GOVERNOR-General Dame Marguerite Pindling makes the presentation to Class A champions Tida Wave during the Best-of-the-Best Regatta.
Photo: Patrick Hanna/BIS

GOVERNOR-General Dame Marguerite Pindling makes the presentation to Class A champions Tida Wave during the Best-of-the-Best Regatta. Photo: Patrick Hanna/BIS

By BRENT STUBBS

Senior Sports Reporter

bstubbs@tribunemedia.net

While Brooks Miller and his Tida Wave ran away with the A class title in the inaugural Best of the Best Regatta, Stefon Knowles carried home the titles in both the B and C classes respectively on board the New Susan Chase and the Whitty K.

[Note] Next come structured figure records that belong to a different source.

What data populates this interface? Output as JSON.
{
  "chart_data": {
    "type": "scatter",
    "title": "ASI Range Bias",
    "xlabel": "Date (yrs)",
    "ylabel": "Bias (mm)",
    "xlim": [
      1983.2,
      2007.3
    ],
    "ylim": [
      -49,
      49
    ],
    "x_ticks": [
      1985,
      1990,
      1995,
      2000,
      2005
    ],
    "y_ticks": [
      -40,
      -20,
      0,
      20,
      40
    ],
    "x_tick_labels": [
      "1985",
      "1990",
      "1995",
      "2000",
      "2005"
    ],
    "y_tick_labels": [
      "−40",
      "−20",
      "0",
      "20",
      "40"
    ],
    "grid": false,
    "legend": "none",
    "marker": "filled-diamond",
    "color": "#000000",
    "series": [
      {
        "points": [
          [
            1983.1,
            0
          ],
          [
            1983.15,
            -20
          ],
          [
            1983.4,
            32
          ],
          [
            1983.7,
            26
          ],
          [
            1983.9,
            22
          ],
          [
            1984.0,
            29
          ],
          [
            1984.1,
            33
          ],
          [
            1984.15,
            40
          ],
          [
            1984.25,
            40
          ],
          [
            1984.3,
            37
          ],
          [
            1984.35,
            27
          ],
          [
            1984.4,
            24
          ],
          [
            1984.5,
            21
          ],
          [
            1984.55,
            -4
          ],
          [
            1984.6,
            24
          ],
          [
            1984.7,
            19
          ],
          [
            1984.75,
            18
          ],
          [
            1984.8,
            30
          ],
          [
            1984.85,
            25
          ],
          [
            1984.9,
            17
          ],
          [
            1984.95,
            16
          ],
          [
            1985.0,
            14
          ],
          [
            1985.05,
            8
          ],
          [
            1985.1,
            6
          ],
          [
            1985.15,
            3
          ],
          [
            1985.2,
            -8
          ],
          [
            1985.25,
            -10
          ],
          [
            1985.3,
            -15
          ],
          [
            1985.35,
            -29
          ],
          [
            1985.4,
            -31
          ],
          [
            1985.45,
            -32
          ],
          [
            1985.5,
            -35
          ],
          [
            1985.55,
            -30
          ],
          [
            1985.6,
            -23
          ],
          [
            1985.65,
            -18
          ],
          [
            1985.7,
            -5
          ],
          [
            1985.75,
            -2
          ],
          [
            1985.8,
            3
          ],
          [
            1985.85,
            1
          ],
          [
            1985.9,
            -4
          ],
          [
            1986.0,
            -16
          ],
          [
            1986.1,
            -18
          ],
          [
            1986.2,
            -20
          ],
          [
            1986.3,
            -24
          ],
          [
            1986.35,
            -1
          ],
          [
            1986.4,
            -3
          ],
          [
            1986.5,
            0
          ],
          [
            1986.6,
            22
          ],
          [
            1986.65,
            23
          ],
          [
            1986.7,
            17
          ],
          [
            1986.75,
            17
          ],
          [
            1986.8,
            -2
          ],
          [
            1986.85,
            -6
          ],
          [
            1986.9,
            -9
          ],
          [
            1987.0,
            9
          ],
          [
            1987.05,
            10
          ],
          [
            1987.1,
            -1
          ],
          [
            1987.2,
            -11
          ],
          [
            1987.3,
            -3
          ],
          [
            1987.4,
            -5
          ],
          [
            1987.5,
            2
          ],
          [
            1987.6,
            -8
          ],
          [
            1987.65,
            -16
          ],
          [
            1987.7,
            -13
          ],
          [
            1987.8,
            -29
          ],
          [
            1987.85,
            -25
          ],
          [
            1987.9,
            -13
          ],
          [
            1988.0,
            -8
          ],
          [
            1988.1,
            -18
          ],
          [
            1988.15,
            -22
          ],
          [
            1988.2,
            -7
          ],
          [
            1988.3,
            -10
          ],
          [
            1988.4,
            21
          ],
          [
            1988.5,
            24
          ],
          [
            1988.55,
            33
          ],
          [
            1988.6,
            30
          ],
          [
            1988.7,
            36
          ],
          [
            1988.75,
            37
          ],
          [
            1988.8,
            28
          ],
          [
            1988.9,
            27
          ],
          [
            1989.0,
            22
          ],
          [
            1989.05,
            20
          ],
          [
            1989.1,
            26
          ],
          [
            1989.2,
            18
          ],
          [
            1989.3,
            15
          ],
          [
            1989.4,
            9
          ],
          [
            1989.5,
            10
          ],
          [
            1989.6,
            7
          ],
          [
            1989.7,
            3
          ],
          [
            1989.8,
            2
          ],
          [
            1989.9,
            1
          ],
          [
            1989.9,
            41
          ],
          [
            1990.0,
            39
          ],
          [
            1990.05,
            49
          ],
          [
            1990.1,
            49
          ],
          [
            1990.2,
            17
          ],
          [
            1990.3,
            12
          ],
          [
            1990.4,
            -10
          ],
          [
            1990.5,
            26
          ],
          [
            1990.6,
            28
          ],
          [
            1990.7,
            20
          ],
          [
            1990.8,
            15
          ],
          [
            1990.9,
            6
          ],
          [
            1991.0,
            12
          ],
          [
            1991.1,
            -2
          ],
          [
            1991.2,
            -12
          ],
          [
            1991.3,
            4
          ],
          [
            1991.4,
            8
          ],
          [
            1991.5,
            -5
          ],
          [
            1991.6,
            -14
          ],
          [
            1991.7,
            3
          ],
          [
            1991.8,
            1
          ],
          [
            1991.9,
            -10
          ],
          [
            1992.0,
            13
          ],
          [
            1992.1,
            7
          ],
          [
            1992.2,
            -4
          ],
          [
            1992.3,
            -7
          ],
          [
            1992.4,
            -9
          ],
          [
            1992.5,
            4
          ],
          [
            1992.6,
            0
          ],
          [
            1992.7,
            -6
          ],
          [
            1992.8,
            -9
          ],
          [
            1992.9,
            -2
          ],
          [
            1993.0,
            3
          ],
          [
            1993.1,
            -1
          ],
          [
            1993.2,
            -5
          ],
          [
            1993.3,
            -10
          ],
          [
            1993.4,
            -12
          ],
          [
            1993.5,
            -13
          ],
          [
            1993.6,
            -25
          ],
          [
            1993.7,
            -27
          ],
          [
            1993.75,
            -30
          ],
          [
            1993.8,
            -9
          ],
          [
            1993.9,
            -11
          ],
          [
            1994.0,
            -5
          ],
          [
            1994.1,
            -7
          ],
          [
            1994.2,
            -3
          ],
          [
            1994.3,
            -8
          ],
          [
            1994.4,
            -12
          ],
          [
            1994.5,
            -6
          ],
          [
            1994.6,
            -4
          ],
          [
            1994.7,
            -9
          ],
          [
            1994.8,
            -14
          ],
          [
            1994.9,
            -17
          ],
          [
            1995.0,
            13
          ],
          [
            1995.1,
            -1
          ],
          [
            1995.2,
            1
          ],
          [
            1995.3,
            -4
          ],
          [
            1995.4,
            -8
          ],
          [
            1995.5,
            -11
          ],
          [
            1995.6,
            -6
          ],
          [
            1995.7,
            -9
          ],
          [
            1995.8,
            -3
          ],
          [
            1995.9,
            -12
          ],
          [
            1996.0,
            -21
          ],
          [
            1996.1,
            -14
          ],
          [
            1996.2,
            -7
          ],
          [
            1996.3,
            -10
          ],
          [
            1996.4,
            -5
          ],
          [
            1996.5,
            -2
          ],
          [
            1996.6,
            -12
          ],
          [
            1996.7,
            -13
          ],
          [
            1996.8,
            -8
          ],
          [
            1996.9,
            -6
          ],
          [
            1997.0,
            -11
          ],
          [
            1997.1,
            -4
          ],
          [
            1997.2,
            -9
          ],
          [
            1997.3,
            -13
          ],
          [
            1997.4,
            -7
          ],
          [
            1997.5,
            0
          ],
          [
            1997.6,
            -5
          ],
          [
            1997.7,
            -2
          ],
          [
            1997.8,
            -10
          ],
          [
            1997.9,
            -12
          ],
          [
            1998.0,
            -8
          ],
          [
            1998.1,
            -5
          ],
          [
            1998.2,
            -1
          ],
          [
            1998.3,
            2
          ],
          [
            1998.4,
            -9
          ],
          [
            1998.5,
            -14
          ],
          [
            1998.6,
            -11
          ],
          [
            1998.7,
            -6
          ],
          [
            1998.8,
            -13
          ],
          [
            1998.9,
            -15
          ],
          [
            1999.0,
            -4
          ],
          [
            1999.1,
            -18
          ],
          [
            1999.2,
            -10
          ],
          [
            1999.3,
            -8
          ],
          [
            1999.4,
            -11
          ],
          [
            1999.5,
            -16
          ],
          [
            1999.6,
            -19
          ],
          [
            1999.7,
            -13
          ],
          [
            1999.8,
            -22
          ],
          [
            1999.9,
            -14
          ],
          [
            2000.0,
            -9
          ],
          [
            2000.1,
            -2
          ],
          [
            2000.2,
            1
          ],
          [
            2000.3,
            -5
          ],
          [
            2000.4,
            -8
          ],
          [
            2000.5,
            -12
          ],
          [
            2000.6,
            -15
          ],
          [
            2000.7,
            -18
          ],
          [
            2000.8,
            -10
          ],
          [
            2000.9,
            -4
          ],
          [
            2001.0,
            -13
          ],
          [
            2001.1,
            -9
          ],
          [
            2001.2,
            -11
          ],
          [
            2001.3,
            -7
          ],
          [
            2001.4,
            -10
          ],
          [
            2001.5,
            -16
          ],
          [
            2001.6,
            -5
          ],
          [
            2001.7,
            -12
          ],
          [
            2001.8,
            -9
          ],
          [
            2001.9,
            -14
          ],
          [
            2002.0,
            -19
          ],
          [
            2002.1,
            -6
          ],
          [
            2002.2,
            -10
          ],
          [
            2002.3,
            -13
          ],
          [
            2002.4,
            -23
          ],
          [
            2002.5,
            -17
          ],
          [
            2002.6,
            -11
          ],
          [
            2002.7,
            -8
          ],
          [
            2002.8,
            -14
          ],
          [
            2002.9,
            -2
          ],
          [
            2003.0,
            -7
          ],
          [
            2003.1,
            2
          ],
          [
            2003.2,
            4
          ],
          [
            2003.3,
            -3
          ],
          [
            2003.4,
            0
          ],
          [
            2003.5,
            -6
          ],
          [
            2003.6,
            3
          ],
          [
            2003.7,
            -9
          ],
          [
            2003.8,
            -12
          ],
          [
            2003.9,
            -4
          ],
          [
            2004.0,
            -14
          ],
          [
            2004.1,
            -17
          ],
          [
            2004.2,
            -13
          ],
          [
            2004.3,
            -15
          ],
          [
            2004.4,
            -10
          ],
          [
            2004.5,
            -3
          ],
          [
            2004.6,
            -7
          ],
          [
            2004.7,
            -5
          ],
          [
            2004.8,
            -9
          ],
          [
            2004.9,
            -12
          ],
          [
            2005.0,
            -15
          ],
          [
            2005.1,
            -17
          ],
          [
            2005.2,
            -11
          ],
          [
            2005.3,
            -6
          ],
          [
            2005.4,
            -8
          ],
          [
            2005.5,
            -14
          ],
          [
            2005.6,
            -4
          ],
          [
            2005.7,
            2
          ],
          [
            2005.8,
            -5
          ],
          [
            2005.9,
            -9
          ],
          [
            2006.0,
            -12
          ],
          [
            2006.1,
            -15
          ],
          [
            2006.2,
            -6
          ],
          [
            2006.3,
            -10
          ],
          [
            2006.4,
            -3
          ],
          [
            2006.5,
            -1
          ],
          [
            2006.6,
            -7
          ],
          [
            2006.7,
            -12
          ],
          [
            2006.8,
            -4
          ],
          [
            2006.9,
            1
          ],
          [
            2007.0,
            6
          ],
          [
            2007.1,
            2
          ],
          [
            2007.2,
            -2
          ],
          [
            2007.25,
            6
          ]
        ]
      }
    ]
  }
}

The exciting four days of competition came to a close last night on the impressively transformed Montagu Bay with both Governor General Dame Marguerite Pindling and Prime Minister Perry Christie making the joint trophy presentation.

Minister V Alfred Gray, whose Ministry of Agriculture and Local Government was responsible for hosting the event, which attracted all of the winners of the various regattas in the Bahamas this year, joined the list of dignitaries.

Also present for the ceremony were Rev Philip McPhee, the consultant for sailing at the Ministry of Agriculture and Renee Glinton, permanent secretary.

After emerging out of the three days of elimination races with two firsts and a third place, the Tida Wave surged ahead early in the race and managed to get out of the way of a near collision between the Lady Muriel and Original Courageous as they headed around the first buoy.

“It was close for a while, but once we got out there in the clear, it was kind of easy sailing after that,” Miller said. “It feels great. We were successful. The competition was good, but my crew was outstanding as usual. I have to give most of the praise to them. They do most of the work. I just try to help along the way.”

From his vantage point ahead of the pack, Miller said he managed to get a glimpse of what transpired behind him as the Lady Muriel and the Original Courageous nearly collided.

“We kind of witnessed it and I talked to both skippers to try to find out what had happened,” Miller said. “According to the Courageous, they didn’t have enough space going to the buoy so they had to go on the opposite side. I asked the Lady M if they gave them enough buoy room and they said yeah.

“When you are sailing, you need to be fair and give the other guy his rights. That’s only fair, that’s the only way I know how to sail.”

Heading towards the first buoy, the New Courageous was closer but she just missed going around the marker to avoid hitting the Lady Muriel. After missing the buoy, the New Courageous had to circle around again to clear it and by then, the Lady Muriel was trying to chase the Tida Wave.

Although a protest was lodged, the result was not available up to the time of the trophy presentation and Glinton said they would hold of issuing the prize money until it was sorted out.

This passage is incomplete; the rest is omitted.